One of the highlights of the past few weeks of lockdown has been the release of the film version of the stage show Hamilton. Since its debut on the New York stage it has been highly acclaimed, and now we can all see it.
Written and performed by New York born Puerto Rican Lin-Manuel Miranda, the show tells the story of Alexander Hamilton, one of the Founding Fathers, of humble Caribbean origins, actively involved in promoting the American Revolution and in writing the US Constitution. The story involves love, war, intrigue and passion, and brings alive a significant chapter of American history and identity.

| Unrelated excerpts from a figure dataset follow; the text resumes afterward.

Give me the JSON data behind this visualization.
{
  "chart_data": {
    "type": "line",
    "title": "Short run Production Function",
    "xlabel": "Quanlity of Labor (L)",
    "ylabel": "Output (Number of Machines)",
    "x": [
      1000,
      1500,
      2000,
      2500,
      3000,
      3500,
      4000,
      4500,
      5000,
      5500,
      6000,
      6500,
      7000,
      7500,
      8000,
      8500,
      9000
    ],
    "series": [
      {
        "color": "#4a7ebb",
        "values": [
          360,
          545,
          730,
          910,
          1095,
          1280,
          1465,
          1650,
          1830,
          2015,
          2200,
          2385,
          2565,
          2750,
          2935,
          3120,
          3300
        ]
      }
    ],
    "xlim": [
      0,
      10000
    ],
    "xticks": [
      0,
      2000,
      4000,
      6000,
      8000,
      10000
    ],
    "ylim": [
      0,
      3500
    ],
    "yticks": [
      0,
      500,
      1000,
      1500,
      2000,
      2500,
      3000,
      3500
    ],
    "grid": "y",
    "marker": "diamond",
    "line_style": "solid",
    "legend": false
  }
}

But what is so stunning and gripping is the way the music chosen to portray this is Urban Hip-Hop and a blend of styles drawn from “black and brown” music and culture, just as the actors are. The multi-layered conversations in the rap idiom are heavy with modern day allusions, and the rhythm and mix are infectious and powerful.
Surfacing as it does in the midst of the Black Lives Matter protests it is testimony to the vibrancy of this movement and its Latino neighbour. It is significant that Miranda is also working on a project to bring West Side Story back to its Puerto Rican roots by translating the libretto into Spanish.
However, without denying for a moment the hugely deserved success and importance of the musical, there is an elephant in the room. Despite occasional references to the abolition of slavery, the Founding Fathers essentially continued the system that the British started, and some would say the British did more in the end towards abolition than the United States.
This is similar to the story all over the Americas. Colonial oppression was booted out, but the newly independent states continued to oppress significant sectors of their people, specifically the black and the brown. In Latin America, as in the USA, the First People continued to suffer despite the high minded liberal ideals of the liberators.
Slavery has obviously been widely discussed and decried recently, but little has been said about those who were displaced by the first Europeans to arrive, and generations after them, including those who believed in emancipation.
Good art reflects and even changes society, but we must not allow it to idealize our blind spots.